Following the merger announcement, CCIV stock declined by nearly 50% to a low of $30 per share. The merger deal valued California-based EV maker Lucid Motors at around $12 billion. While this is a sharp sell-off, this deal had been rumored for a while, and it may be a classic sell-the-news reaction.
Lucid Motors was founded in 2007 and began developing its first vehicle — the Lucid Air — last year. In 2019, Lucid Motors received an investment of more than $1 billion from the Saudi Arabia Public Investment Fund.
Later that year, the company opened up a $700 million manufacturing facility in Arizona. As of 2021, Lucid Motors has 2,000 employees, many with past experience in the automotive industry.
Pros to Buying CCIV Stock
While the SPAC and electric vehicle spaces can be extremely volatile, an investment in Churchill Capital Corp. IV could draw benefits from:
- Governmental regulation: With the Democrats in control, U.S. energy policies could continue to help electric vehicle companies. Especially after the power outages in Texas, the federal government could look to take a more active role in regulating energy in general. If this results in more EV subsidies or other ‘green energy’ policies, Churchill Capital/Lucid Motors could be a major beneficiary.
- Market trends: Electric vehicle stocks such as Tesla (NASDAQ: TSLA) have been among the strongest sectors in the market over the past year. Churchill Capital has already taken advantage of this momentum, with the stock rocketing from $10 to over $60 in 6 months. If Tesla and the rest of the EV space can continue to grow, Churchill Capital could be poised for further gains as they transition to Lucid Motors.
Cons to Buying CCIV Stock
While there is certainly a big upside to investing in Churchill Capital Corp. IV, some risks to keep in mind include:
- Too much competition: With Tesla’s recent success in 2020, competition has quickly moved in. As of 2021, there are now dozens of EV-related stocks that investors can choose from. If more competition continues to enter the space, Lucid Motors could have difficulties distinguishing themselves from the competition. If things go wrong, look at Nikola (NASDAQ: NKLA) to see what the downsides are to SPAC/electric vehicle plays.

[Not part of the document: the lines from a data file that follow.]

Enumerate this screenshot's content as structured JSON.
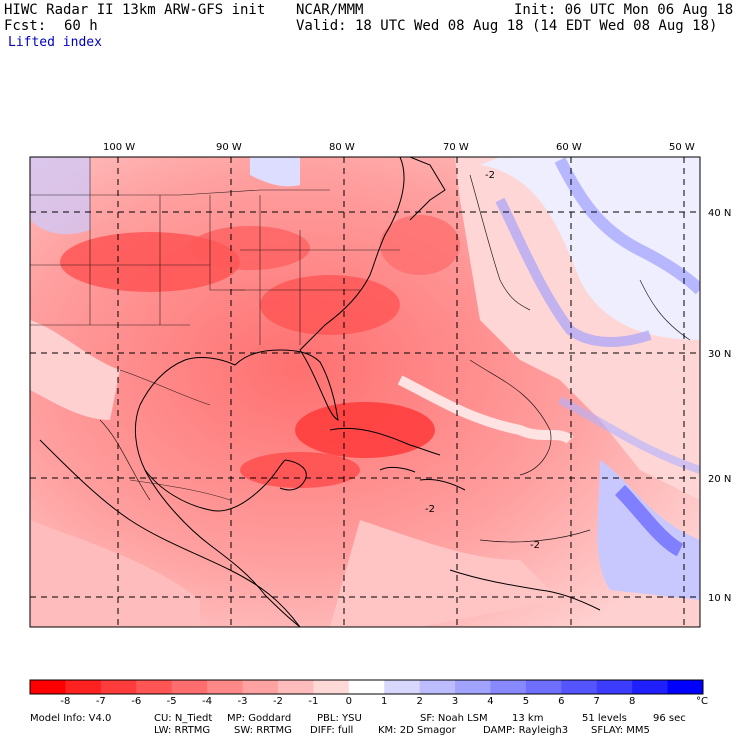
{
  "header": {
    "model": "HIWC Radar II 13km ARW-GFS init",
    "org": "NCAR/MMM",
    "init": "Init: 06 UTC Mon 06 Aug 18",
    "fcst_label": "Fcst:",
    "fcst_value": "60 h",
    "valid": "Valid: 18 UTC Wed 08 Aug 18 (14 EDT Wed 08 Aug 18)",
    "field": "Lifted index"
  },
  "map": {
    "lon_labels": [
      "100 W",
      "90 W",
      "80 W",
      "70 W",
      "60 W",
      "50 W"
    ],
    "lat_labels": [
      "40 N",
      "30 N",
      "20 N",
      "10 N"
    ],
    "contour_labels": [
      "-2",
      "-2",
      "-2"
    ]
  },
  "colorbar": {
    "labels": [
      "-8",
      "-7",
      "-6",
      "-5",
      "-4",
      "-3",
      "-2",
      "-1",
      "0",
      "1",
      "2",
      "3",
      "4",
      "5",
      "6",
      "7",
      "8"
    ],
    "unit": "°C",
    "colors": [
      "#ff0000",
      "#ff2020",
      "#ff3c3c",
      "#ff5555",
      "#ff6e6e",
      "#ff8888",
      "#ffa2a2",
      "#ffbcbc",
      "#ffd8d8",
      "#ffffff",
      "#d8d8ff",
      "#bcbcff",
      "#a2a2ff",
      "#8888ff",
      "#6e6eff",
      "#5555ff",
      "#3c3cff",
      "#2020ff",
      "#0000ff"
    ]
  },
  "footer": {
    "line1": [
      {
        "text": "Model Info: V4.0"
      },
      {
        "text": "CU: N_Tiedt"
      },
      {
        "text": "MP: Goddard"
      },
      {
        "text": "PBL: YSU"
      },
      {
        "text": "SF: Noah LSM"
      },
      {
        "text": "13 km"
      },
      {
        "text": "51 levels"
      },
      {
        "text": "96 sec"
      }
    ],
    "line2": [
      {
        "text": "LW: RRTMG"
      },
      {
        "text": "SW: RRTMG"
      },
      {
        "text": "DIFF: full"
      },
      {
        "text": "KM: 2D Smagor"
      },
      {
        "text": "DAMP: Rayleigh3"
      },
      {
        "text": "SFLAY: MM5"
      }
    ]
  }
}
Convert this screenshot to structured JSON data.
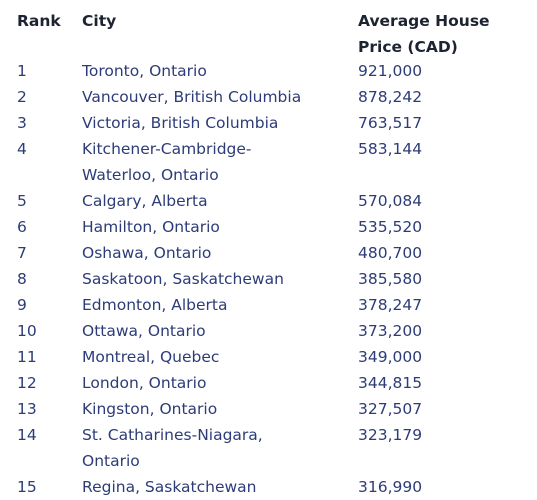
{
  "header": {
    "rank": "Rank",
    "city": "City",
    "price_line1": "Average House",
    "price_line2": "Price (CAD)"
  },
  "rows": [
    {
      "rank": "1",
      "city": "Toronto, Ontario",
      "price": "921,000"
    },
    {
      "rank": "2",
      "city": "Vancouver, British Columbia",
      "price": "878,242"
    },
    {
      "rank": "3",
      "city": "Victoria, British Columbia",
      "price": "763,517"
    },
    {
      "rank": "4",
      "city_line1": "Kitchener-Cambridge-",
      "city_line2": "Waterloo, Ontario",
      "price": "583,144"
    },
    {
      "rank": "5",
      "city": "Calgary, Alberta",
      "price": "570,084"
    },
    {
      "rank": "6",
      "city": "Hamilton, Ontario",
      "price": "535,520"
    },
    {
      "rank": "7",
      "city": "Oshawa, Ontario",
      "price": "480,700"
    },
    {
      "rank": "8",
      "city": "Saskatoon, Saskatchewan",
      "price": "385,580"
    },
    {
      "rank": "9",
      "city": "Edmonton, Alberta",
      "price": "378,247"
    },
    {
      "rank": "10",
      "city": "Ottawa, Ontario",
      "price": "373,200"
    },
    {
      "rank": "11",
      "city": "Montreal, Quebec",
      "price": "349,000"
    },
    {
      "rank": "12",
      "city": "London, Ontario",
      "price": "344,815"
    },
    {
      "rank": "13",
      "city": "Kingston, Ontario",
      "price": "327,507"
    },
    {
      "rank": "14",
      "city_line1": "St. Catharines-Niagara,",
      "city_line2": "Ontario",
      "price": "323,179"
    },
    {
      "rank": "15",
      "city": "Regina, Saskatchewan",
      "price": "316,990"
    }
  ]
}
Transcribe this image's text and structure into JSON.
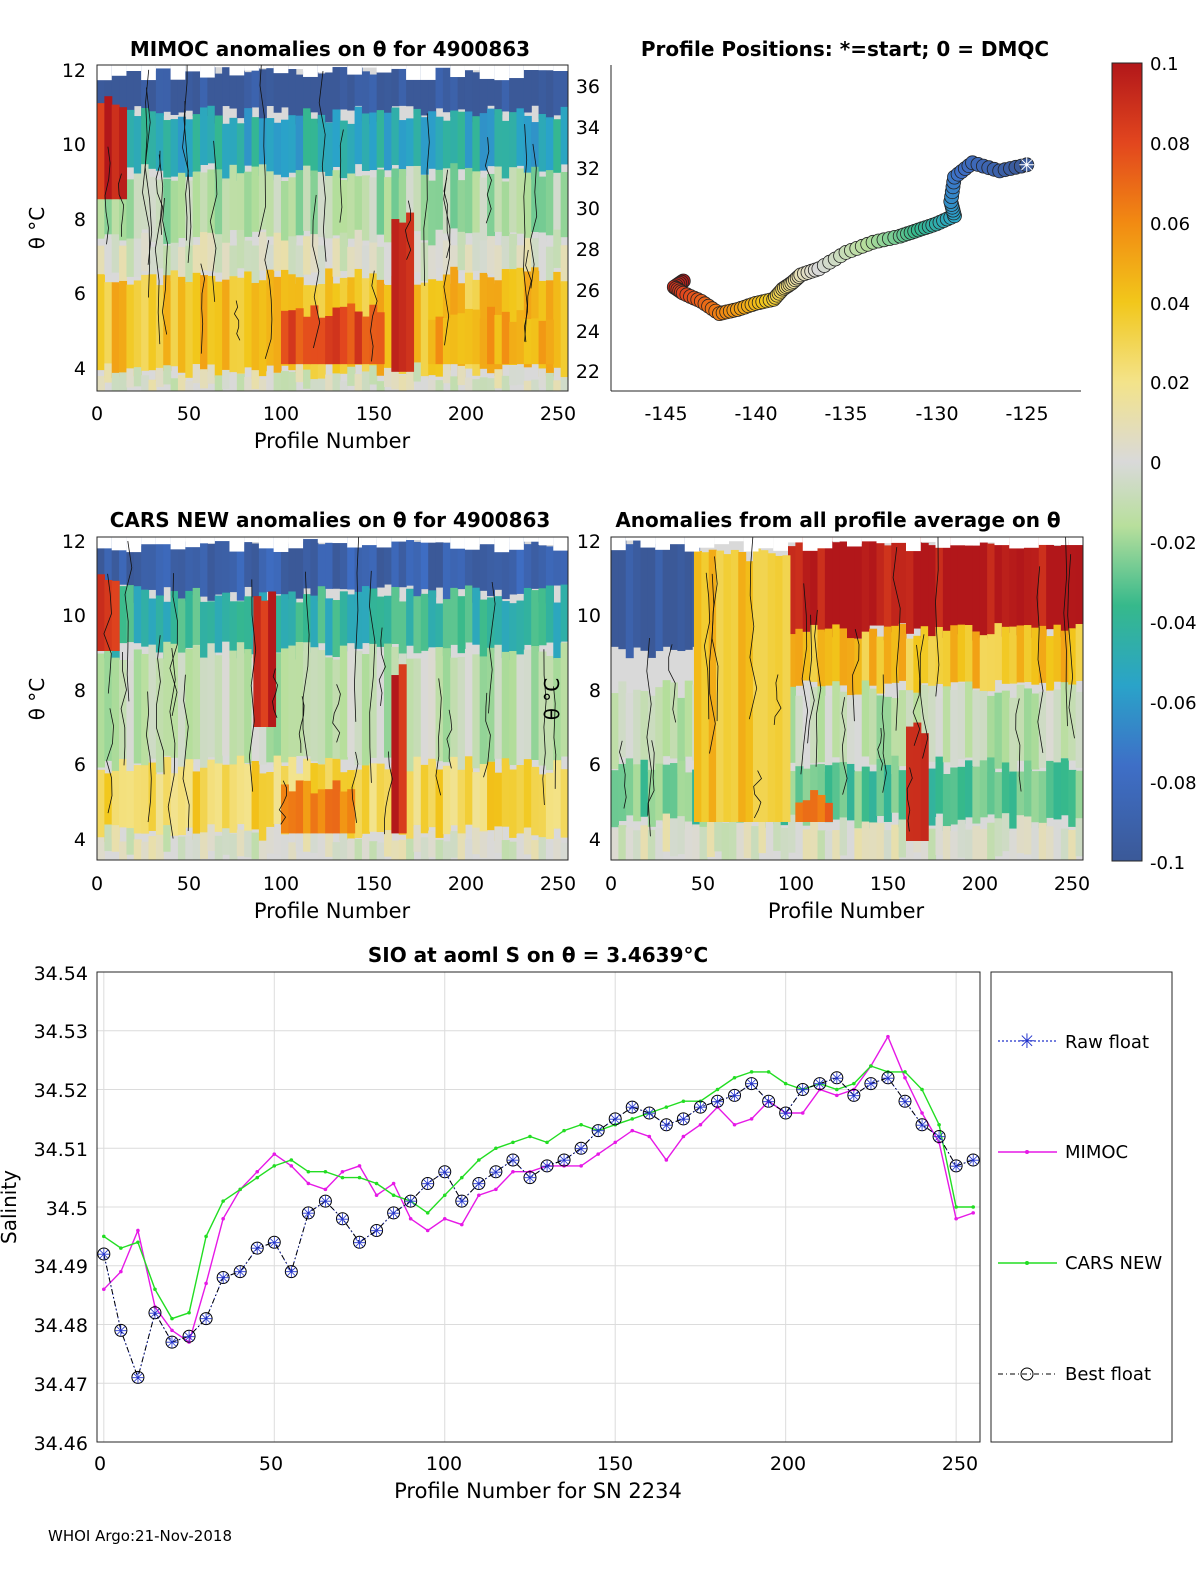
{
  "figure": {
    "footer": "WHOI Argo:21-Nov-2018"
  },
  "colorbar": {
    "ticks": [
      "0.1",
      "0.08",
      "0.06",
      "0.04",
      "0.02",
      "0",
      "-0.02",
      "-0.04",
      "-0.06",
      "-0.08",
      "-0.1"
    ],
    "range": [
      -0.1,
      0.1
    ]
  },
  "panels": {
    "mimoc": {
      "title": "MIMOC anomalies on θ  for 4900863",
      "xlabel": "Profile Number",
      "ylabel": "θ °C",
      "xticks": [
        "0",
        "50",
        "100",
        "150",
        "200",
        "250"
      ],
      "yticks": [
        "12",
        "10",
        "8",
        "6",
        "4"
      ]
    },
    "positions": {
      "title": "Profile Positions: *=start; 0 = DMQC",
      "xticks": [
        "-145",
        "-140",
        "-135",
        "-130",
        "-125"
      ],
      "yticks": [
        "36",
        "34",
        "32",
        "30",
        "28",
        "26",
        "24",
        "22"
      ]
    },
    "cars": {
      "title": "CARS NEW anomalies on θ for 4900863",
      "xlabel": "Profile Number",
      "ylabel": "θ °C",
      "xticks": [
        "0",
        "50",
        "100",
        "150",
        "200",
        "250"
      ],
      "yticks": [
        "12",
        "10",
        "8",
        "6",
        "4"
      ]
    },
    "allavg": {
      "title": "Anomalies from all profile average on θ",
      "xlabel": "Profile Number",
      "ylabel": "θ °C",
      "xticks": [
        "0",
        "50",
        "100",
        "150",
        "200",
        "250"
      ],
      "yticks": [
        "12",
        "10",
        "8",
        "6",
        "4"
      ]
    },
    "salinity": {
      "title": "SIO at aoml S on θ = 3.4639°C",
      "xlabel": "Profile Number for SN 2234",
      "ylabel": "Salinity",
      "xticks": [
        "0",
        "50",
        "100",
        "150",
        "200",
        "250"
      ],
      "yticks": [
        "34.54",
        "34.53",
        "34.52",
        "34.51",
        "34.5",
        "34.49",
        "34.48",
        "34.47",
        "34.46"
      ],
      "legend": [
        "Raw float",
        "MIMOC",
        "CARS NEW",
        "Best float"
      ]
    }
  },
  "chart_data": [
    {
      "type": "heatmap",
      "title": "MIMOC anomalies on θ  for 4900863",
      "xlabel": "Profile Number",
      "ylabel": "θ °C",
      "xlim": [
        0,
        256
      ],
      "ylim": [
        3.5,
        12
      ],
      "bands": [
        {
          "tmin": 10.7,
          "tmax": 12,
          "anomaly": -0.1
        },
        {
          "tmin": 9.2,
          "tmax": 10.7,
          "anomaly": -0.05
        },
        {
          "tmin": 7.5,
          "tmax": 9.2,
          "anomaly": -0.015
        },
        {
          "tmin": 6.5,
          "tmax": 7.5,
          "anomaly": 0.0
        },
        {
          "tmin": 4.0,
          "tmax": 6.5,
          "anomaly": 0.04
        },
        {
          "tmin": 3.5,
          "tmax": 4.0,
          "anomaly": 0.0
        }
      ],
      "hotspots": [
        {
          "x0": 0,
          "x1": 15,
          "t0": 8.5,
          "t1": 11,
          "anomaly": 0.1
        },
        {
          "x0": 100,
          "x1": 155,
          "t0": 4.2,
          "t1": 5.6,
          "anomaly": 0.09
        },
        {
          "x0": 160,
          "x1": 170,
          "t0": 4.0,
          "t1": 8.0,
          "anomaly": 0.1
        },
        {
          "x0": 180,
          "x1": 245,
          "t0": 4.2,
          "t1": 5.5,
          "anomaly": 0.06
        }
      ]
    },
    {
      "type": "scatter",
      "title": "Profile Positions: *=start; 0 = DMQC",
      "xlim": [
        -148,
        -122
      ],
      "ylim": [
        21,
        37
      ],
      "start": [
        -125.0,
        32.1
      ],
      "track": [
        [
          -125.0,
          32.1
        ],
        [
          -126.5,
          31.8
        ],
        [
          -128.0,
          32.2
        ],
        [
          -129.0,
          31.5
        ],
        [
          -129.2,
          30.3
        ],
        [
          -129.0,
          29.6
        ],
        [
          -130.0,
          29.2
        ],
        [
          -131.0,
          28.9
        ],
        [
          -132.0,
          28.6
        ],
        [
          -133.5,
          28.3
        ],
        [
          -135.0,
          27.8
        ],
        [
          -136.5,
          27.0
        ],
        [
          -137.5,
          26.7
        ],
        [
          -138.0,
          26.3
        ],
        [
          -138.5,
          26.0
        ],
        [
          -139.0,
          25.5
        ],
        [
          -140.0,
          25.3
        ],
        [
          -141.0,
          25.0
        ],
        [
          -142.0,
          24.8
        ],
        [
          -143.0,
          25.4
        ],
        [
          -144.0,
          25.8
        ],
        [
          -144.5,
          26.1
        ],
        [
          -144.0,
          26.4
        ]
      ]
    },
    {
      "type": "heatmap",
      "title": "CARS NEW anomalies on θ for 4900863",
      "xlabel": "Profile Number",
      "ylabel": "θ °C",
      "xlim": [
        0,
        256
      ],
      "ylim": [
        3.5,
        12
      ],
      "bands": [
        {
          "tmin": 10.5,
          "tmax": 12,
          "anomaly": -0.09
        },
        {
          "tmin": 9.0,
          "tmax": 10.5,
          "anomaly": -0.04
        },
        {
          "tmin": 6.0,
          "tmax": 9.0,
          "anomaly": -0.01
        },
        {
          "tmin": 4.2,
          "tmax": 6.0,
          "anomaly": 0.03
        },
        {
          "tmin": 3.5,
          "tmax": 4.2,
          "anomaly": 0.0
        }
      ],
      "hotspots": [
        {
          "x0": 0,
          "x1": 12,
          "t0": 9.0,
          "t1": 11,
          "anomaly": 0.1
        },
        {
          "x0": 85,
          "x1": 95,
          "t0": 7.0,
          "t1": 10.5,
          "anomaly": 0.1
        },
        {
          "x0": 100,
          "x1": 140,
          "t0": 4.2,
          "t1": 5.4,
          "anomaly": 0.07
        },
        {
          "x0": 160,
          "x1": 168,
          "t0": 4.2,
          "t1": 8.5,
          "anomaly": 0.1
        }
      ]
    },
    {
      "type": "heatmap",
      "title": "Anomalies from all profile average on θ",
      "xlabel": "Profile Number",
      "ylabel": "θ °C",
      "xlim": [
        0,
        256
      ],
      "ylim": [
        3.5,
        12
      ],
      "bands": [
        {
          "tmin": 9.0,
          "tmax": 12,
          "anomaly": -0.1,
          "xmax": 45
        },
        {
          "tmin": 9.5,
          "tmax": 12,
          "anomaly": 0.1,
          "xmin": 95
        },
        {
          "tmin": 8.0,
          "tmax": 9.5,
          "anomaly": 0.04,
          "xmin": 95
        },
        {
          "tmin": 6.0,
          "tmax": 8.0,
          "anomaly": -0.01
        },
        {
          "tmin": 4.5,
          "tmax": 6.0,
          "anomaly": -0.03
        },
        {
          "tmin": 3.5,
          "tmax": 4.5,
          "anomaly": 0.0
        }
      ],
      "hotspots": [
        {
          "x0": 45,
          "x1": 95,
          "t0": 4.5,
          "t1": 11.5,
          "anomaly": 0.05
        },
        {
          "x0": 160,
          "x1": 170,
          "t0": 4.0,
          "t1": 7.0,
          "anomaly": 0.1
        },
        {
          "x0": 100,
          "x1": 120,
          "t0": 4.5,
          "t1": 5.2,
          "anomaly": 0.08
        }
      ]
    },
    {
      "type": "line",
      "title": "SIO at aoml S on θ = 3.4639°C",
      "xlabel": "Profile Number for SN 2234",
      "ylabel": "Salinity",
      "xlim": [
        -2,
        257
      ],
      "ylim": [
        34.46,
        34.54
      ],
      "grid": true,
      "legend_position": "right",
      "x": [
        0,
        5,
        10,
        15,
        20,
        25,
        30,
        35,
        40,
        45,
        50,
        55,
        60,
        65,
        70,
        75,
        80,
        85,
        90,
        95,
        100,
        105,
        110,
        115,
        120,
        125,
        130,
        135,
        140,
        145,
        150,
        155,
        160,
        165,
        170,
        175,
        180,
        185,
        190,
        195,
        200,
        205,
        210,
        215,
        220,
        225,
        230,
        235,
        240,
        245,
        250,
        255
      ],
      "series": [
        {
          "name": "Raw float",
          "values": [
            34.492,
            34.479,
            34.471,
            34.482,
            34.477,
            34.478,
            34.481,
            34.488,
            34.489,
            34.493,
            34.494,
            34.489,
            34.499,
            34.501,
            34.498,
            34.494,
            34.496,
            34.499,
            34.501,
            34.504,
            34.506,
            34.501,
            34.504,
            34.506,
            34.508,
            34.505,
            34.507,
            34.508,
            34.51,
            34.513,
            34.515,
            34.517,
            34.516,
            34.514,
            34.515,
            34.517,
            34.518,
            34.519,
            34.521,
            34.518,
            34.516,
            34.52,
            34.521,
            34.522,
            34.519,
            34.521,
            34.522,
            34.518,
            34.514,
            34.512,
            34.507,
            34.508
          ]
        },
        {
          "name": "MIMOC",
          "values": [
            34.486,
            34.489,
            34.496,
            34.483,
            34.479,
            34.477,
            34.487,
            34.498,
            34.503,
            34.506,
            34.509,
            34.507,
            34.504,
            34.503,
            34.506,
            34.507,
            34.502,
            34.504,
            34.498,
            34.496,
            34.498,
            34.497,
            34.502,
            34.503,
            34.506,
            34.506,
            34.507,
            34.507,
            34.507,
            34.509,
            34.511,
            34.513,
            34.512,
            34.508,
            34.512,
            34.514,
            34.517,
            34.514,
            34.515,
            34.518,
            34.516,
            34.516,
            34.52,
            34.519,
            34.52,
            34.524,
            34.529,
            34.522,
            34.516,
            34.511,
            34.498,
            34.499
          ]
        },
        {
          "name": "CARS NEW",
          "values": [
            34.495,
            34.493,
            34.494,
            34.486,
            34.481,
            34.482,
            34.495,
            34.501,
            34.503,
            34.505,
            34.507,
            34.508,
            34.506,
            34.506,
            34.505,
            34.505,
            34.504,
            34.502,
            34.501,
            34.499,
            34.502,
            34.505,
            34.508,
            34.51,
            34.511,
            34.512,
            34.511,
            34.513,
            34.514,
            34.513,
            34.514,
            34.515,
            34.516,
            34.517,
            34.518,
            34.518,
            34.52,
            34.522,
            34.523,
            34.523,
            34.521,
            34.52,
            34.521,
            34.52,
            34.521,
            34.524,
            34.523,
            34.523,
            34.52,
            34.514,
            34.5,
            34.5
          ]
        },
        {
          "name": "Best float",
          "values": [
            34.492,
            34.479,
            34.471,
            34.482,
            34.477,
            34.478,
            34.481,
            34.488,
            34.489,
            34.493,
            34.494,
            34.489,
            34.499,
            34.501,
            34.498,
            34.494,
            34.496,
            34.499,
            34.501,
            34.504,
            34.506,
            34.501,
            34.504,
            34.506,
            34.508,
            34.505,
            34.507,
            34.508,
            34.51,
            34.513,
            34.515,
            34.517,
            34.516,
            34.514,
            34.515,
            34.517,
            34.518,
            34.519,
            34.521,
            34.518,
            34.516,
            34.52,
            34.521,
            34.522,
            34.519,
            34.521,
            34.522,
            34.518,
            34.514,
            34.512,
            34.507,
            34.508
          ]
        }
      ]
    }
  ]
}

- Market correction: Another risk to owning shares of CCIV is an overall market correction. Following the announcement of their merger with Lucid Motors, the stock declined by nearly 50%. As a result, any sharp market declines could cause a stock as volatile as CCIV to decline dramatically.
Buy CCIV Today
With the high-flying SPAC recently announcing a merger with an electric vehicle company, Churchill Capital Corp. IV and its stock could be poised for further gains.
While the long-term outlook for electric vehicles is bright, there is stiff competition and ample risk in the space. It may be important to be more conservative in your investment, and only risk money you can afford to lose.